Example of bibliographic record containing N’Ko text

Example of authority record containing only Latin text

There were certain longstanding barriers that came up for non-Latin script users when the Library of Congress first moved to an integrated library system called Voyager, which was intended to support Unicode. This system should have included a workable subset of the Unicode Standard, but it didn’t work as expected. The problem was with the virtual keyboards the Library of Congress used. The system didn’t interface well with Voyager, and whenever users switched between virtual keyboards with different language settings, it just threw out question marks instead of characters. This issue could be worked around, but the Library of Congress didn’t prioritize getting staff to develop solutions. I was able to come up with local workarounds at Yale, which was also using Voyager, but they weren’t implemented by the Library of Congress under their policy.

The bug in the lack of keyboard compatibility was used as a pretext for not developing non-Latin script searchability further. It blocked development of metadata in non-Latin scripts for some time. In other words, without the support, you can’t have the documentation for the rules and policies that would help you find the right resources. So, if you’re trying to search in Tibetan, you’re forced to use the Romanized form of Tibetan in the library system. At best, you have Romanized access. At worst, the lack of Unicode means that without Romanization, the records are essentially inaccessible. For instance, you might find a description at a very general level, like “This is a cuneiform tablet from the 3rd millennium BC,” without any attempt to include the Cuneiform script, even though it’s technically possible to do so. If it’s web-based, you could make the storage and display work, but Cuneiform is still outside of the MARC-8 character repertoire, so you can’t do any authority work related to it.

The Library of Congress is transitioning to a new system called FOLIO, a new integrated library platform. They’re looking at supporting Unicode in a much better and broader way. I spoke to the Library of Congress staff about the implications of moving towards full Unicode back in May of this year.

The in-person connection is still active, though. So if you’re really intent on finding something, and you know it’s out there, you can still figure out a way to get to it. But it’s not as intuitive to get information out to people as it would be if you had the ability to produce Unicode metadata in authority records.

What was a particularly gratifying experience you had/connection you made while doing this research?

I had a good experience at Cornell when I gave a presentation on some Vai manuscripts. It was the first time a set of digitized Vai manuscripts from the 19th century had been brought together in one presentation. I didn’t think much as I was going through the presentation itself. But at the end, people started clapping, and I was kind of like, “Oh, yeah, okay, this was kind of cool, wasn’t it?”

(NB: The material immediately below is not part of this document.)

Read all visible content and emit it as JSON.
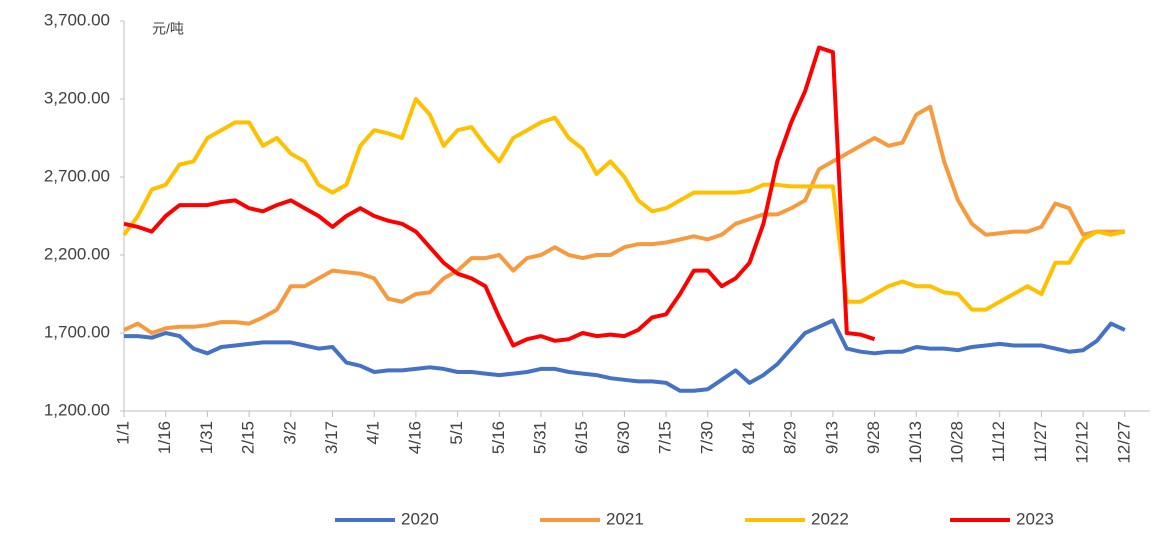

Detail of Codex Vai 1, Manuscript in the Vai language by Doalu Bukara, Bayerische Staatsbibliothek, Munich, Germany

MS Vai 1, Fan Dawo Kelondo, New Invented Native Alphabet of Western Africa, Liberia, 1834. Deposit, American Board of Commissioners for Foreign Missions, ca. 1947

Detail from MS Vai 2, Narrative of everyday life : manuscript, ca. 1845, Rora (“Book of Rora”, or “Book of Ndɔlɛ”), Manuscript, once belonging to Kālĭ Bără in Băndăkŏrō. Gift of John B. Stetson, Jr., 1924.

Detail of MS 17817, British Library

Document U778, A.M.A Archive transferred from Fisk University to the Amistad Research Archive at Tulane University, New Orleans, Louisiana

“Full Unicode” refers to upgrading the system to contain all characters encoded in UTF-8 at the time, which means many scripts encoded in Unicode today are still not supported.

WorldCat, a database of information about library collections, announced in 2017 that they had completed a project to expand support for Unicode to better represent international collections. However, the extent of that upgrade even at that time could have only been to Unicode 9.0 at most, and did not fully address support for the Supplementary Multilingual Plane ranges. ↩︎